One of the greatest psychologists in the world literature, the Russian writer Fyodor Dostoyevsky employed his literary talent in order to explore the most obscure and intricate nooks of human nature.
Delving unprecedentedly deep in the mysteries of human soul, he created his novels that present outstanding examples of psychological analysis of the most morbid issues and ideas. Dostoyevsky’s famous Crime and Punishment features a poor ex-student Raskolnikov who commits a premeditated murder of an old prosperous pawnbroker excusing his actions by the demands of the greater good and the general justice.
However, despite those exalted aims, Raskolnikov suffers pangs of conscience and mental anguish for a prolonged time before he finally ventures to confess his crime. The act of confession is one of the central themes in Crime and Punishment, since it is the climax point of the novel signifying crucial changes in Raskolnikov’s mental and physical state.
As such, the genre of confession was not new for literature: started as early as 400 AD by the Confessions of St. Augustine, the genre of intimate avowals of one’s secret sin enjoyed a growing popularity in European literature of the nineteenth century. In the eighteenth century Jean-Jacques Rousseau widely applied this genre in his autobiographical writings.
Remarkably enough, Dostoyevsky repeatedly referred to Rousseau’s confessions, polemicizing with the latter’s interpretation of the genre. Traditionally, confessional genre was viewed as “a narrative in which the confessor recounted some secret crime or scene and then depicted the gradual reform and rebirth that resulted from pangs of conscience and expiation through suffering” (Lantz 364).
But while Rousseau’s confessor’s were represented as inherently virtuous beings, Dostoyevsky rejected such interpretation of the penitent and viewed the nature of man as not virtuous but “innately stupid and limited” (Lantz 365). This latter approach is by large reflected in Crime and Punishment which was supposedly conceived as a novel titled “Confession” (Frank 60; Lantz 71).
Committing murder under a fanatical belief that his unlawful and inhumane action could be justified by a higher purpose of liberating the world from an evil parasite, Raskolnikov represents a supercilious figure lost in lofty and overweening ideals which contrast his miserable daily existence. The crime he commits is provoked not so much by financial need as by his desire for self-assertion as a unique and heroic personality. As Svidrigailov states in his dialogue with Dounia,
“Napoleon attracted him tremendously, that is, what affected him was that a great many men of genius have not hesitated at wrongdoing, but have overstepped the law without thinking about it. He seems to have fancied that he was a genius too — that is, he was convinced of it for a time. He has suffered a great deal and is still suffering from the idea that he could make a theory, but was incapable of boldly overstepping the law, and so he is not a man of genius.” (Dostoyevsky 507)

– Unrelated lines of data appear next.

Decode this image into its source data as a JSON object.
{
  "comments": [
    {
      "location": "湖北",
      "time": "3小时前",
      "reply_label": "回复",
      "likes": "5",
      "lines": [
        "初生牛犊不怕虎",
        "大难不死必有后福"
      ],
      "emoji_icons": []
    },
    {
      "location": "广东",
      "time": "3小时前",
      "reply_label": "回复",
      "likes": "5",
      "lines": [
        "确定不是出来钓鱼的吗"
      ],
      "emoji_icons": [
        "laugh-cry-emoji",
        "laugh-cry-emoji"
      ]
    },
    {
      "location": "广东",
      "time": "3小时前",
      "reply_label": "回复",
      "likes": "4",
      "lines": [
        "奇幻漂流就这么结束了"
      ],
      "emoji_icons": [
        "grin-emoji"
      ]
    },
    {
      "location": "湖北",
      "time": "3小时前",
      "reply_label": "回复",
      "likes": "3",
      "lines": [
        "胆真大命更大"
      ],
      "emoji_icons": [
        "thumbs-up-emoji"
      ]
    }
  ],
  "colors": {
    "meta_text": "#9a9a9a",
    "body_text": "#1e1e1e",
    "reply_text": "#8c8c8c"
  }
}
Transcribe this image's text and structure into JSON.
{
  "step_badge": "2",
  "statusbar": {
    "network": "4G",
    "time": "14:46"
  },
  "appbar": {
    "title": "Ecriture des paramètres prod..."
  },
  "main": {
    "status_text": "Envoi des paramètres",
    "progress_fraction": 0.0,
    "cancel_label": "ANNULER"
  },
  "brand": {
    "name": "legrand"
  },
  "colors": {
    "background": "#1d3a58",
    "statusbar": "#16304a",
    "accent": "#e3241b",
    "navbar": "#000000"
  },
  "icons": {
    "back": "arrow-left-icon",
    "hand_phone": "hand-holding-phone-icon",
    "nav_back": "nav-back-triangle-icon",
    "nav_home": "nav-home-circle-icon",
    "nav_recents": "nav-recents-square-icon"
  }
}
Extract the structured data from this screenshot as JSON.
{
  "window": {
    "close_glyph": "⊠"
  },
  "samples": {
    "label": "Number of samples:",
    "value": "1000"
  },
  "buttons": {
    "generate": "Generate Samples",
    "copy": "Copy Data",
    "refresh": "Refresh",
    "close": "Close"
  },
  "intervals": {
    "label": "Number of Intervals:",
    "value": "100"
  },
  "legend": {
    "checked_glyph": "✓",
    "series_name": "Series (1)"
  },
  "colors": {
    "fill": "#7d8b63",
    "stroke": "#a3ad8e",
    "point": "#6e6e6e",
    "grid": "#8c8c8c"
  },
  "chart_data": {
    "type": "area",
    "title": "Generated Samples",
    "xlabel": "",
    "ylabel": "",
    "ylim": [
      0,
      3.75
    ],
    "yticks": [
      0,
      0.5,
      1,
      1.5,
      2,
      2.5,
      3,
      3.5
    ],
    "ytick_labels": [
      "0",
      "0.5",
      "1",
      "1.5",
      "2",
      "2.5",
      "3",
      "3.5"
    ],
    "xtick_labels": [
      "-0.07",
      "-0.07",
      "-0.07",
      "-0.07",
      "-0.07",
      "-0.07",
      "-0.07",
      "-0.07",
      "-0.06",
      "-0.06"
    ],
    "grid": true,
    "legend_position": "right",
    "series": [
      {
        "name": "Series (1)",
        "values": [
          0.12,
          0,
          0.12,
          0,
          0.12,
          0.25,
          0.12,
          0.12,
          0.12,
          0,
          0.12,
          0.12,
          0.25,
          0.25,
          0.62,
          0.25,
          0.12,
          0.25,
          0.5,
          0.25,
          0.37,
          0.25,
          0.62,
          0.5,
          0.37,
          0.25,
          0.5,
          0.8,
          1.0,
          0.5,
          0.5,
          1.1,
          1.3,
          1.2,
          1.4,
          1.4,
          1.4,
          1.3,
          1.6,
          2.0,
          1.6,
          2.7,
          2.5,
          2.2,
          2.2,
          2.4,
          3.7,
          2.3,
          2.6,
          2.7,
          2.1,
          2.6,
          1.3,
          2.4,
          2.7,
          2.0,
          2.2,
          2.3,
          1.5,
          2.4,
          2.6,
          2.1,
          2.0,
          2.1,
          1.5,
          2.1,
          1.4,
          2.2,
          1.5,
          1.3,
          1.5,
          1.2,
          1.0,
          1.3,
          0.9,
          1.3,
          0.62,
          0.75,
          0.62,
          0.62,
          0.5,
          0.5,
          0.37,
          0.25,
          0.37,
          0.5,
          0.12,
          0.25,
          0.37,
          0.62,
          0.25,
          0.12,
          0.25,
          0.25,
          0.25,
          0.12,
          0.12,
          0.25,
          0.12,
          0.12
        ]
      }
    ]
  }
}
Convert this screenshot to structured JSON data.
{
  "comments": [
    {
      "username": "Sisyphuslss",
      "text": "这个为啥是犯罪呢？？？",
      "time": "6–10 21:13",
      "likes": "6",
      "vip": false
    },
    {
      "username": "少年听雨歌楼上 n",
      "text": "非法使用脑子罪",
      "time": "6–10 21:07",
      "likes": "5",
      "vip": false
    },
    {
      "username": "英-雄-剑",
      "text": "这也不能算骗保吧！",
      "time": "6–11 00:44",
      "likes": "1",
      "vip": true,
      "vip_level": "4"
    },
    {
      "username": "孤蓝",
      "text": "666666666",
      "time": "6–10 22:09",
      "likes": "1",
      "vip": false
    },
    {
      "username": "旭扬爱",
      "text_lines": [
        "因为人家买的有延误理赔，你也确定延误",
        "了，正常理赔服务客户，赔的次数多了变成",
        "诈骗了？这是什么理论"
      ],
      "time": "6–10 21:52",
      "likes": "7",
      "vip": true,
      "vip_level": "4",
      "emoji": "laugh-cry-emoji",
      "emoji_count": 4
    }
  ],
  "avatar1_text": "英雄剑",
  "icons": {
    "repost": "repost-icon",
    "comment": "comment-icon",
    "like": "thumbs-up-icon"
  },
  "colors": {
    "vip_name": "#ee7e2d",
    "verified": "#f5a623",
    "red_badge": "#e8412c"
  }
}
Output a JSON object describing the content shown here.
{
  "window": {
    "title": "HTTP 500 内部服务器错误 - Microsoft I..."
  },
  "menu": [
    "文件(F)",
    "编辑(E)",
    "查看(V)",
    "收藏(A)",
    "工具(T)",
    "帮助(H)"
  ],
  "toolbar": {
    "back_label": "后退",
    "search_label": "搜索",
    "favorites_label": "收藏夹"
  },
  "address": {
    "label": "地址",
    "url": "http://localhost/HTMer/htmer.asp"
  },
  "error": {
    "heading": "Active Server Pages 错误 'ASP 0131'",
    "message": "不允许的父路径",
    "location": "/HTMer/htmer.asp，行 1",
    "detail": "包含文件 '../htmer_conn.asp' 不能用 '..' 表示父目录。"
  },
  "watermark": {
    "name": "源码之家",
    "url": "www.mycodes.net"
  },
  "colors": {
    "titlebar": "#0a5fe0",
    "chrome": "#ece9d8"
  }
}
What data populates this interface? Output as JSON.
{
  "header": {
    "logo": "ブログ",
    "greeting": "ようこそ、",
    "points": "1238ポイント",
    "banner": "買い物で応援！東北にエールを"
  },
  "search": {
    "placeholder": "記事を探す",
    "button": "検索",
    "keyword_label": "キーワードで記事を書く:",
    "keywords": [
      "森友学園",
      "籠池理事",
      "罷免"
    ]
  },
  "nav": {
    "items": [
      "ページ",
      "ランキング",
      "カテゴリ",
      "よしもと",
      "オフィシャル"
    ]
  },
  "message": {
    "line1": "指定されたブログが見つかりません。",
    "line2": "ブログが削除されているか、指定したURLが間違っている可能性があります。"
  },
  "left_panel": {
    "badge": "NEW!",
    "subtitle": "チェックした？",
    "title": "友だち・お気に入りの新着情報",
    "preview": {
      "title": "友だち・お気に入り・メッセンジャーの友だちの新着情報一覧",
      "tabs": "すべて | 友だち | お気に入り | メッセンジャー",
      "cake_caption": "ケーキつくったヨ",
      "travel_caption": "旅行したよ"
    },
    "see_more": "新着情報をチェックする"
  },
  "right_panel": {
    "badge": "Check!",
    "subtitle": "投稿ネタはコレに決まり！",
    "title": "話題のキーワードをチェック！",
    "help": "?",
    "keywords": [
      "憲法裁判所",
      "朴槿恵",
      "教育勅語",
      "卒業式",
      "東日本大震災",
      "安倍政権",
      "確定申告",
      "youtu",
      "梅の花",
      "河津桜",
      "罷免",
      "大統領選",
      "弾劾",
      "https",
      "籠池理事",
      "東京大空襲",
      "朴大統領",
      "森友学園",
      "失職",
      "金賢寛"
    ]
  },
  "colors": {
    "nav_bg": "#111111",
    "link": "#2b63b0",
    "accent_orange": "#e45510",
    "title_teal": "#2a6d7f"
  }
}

Having forced himself into a presumably heroic action and thus demonstrated his non-conformity with the social standards, Raskolnikov soon finds himself overcome by a mental disorder that necessitates him to seek a way out of the emotional instability and physical indisposition he experiences.
Inherent in every psychological situation, there are obvious choices before Raskolnikov: either to relieve his suffering rapidly by committing suicide or to go through the pangs of conscience and confess his crime to the world. The idea of suicide comes to Raskolnikov not once; he repeatedly faces suicide committed by others, and those incidents trigger decisive changes in his life attitudes and policies.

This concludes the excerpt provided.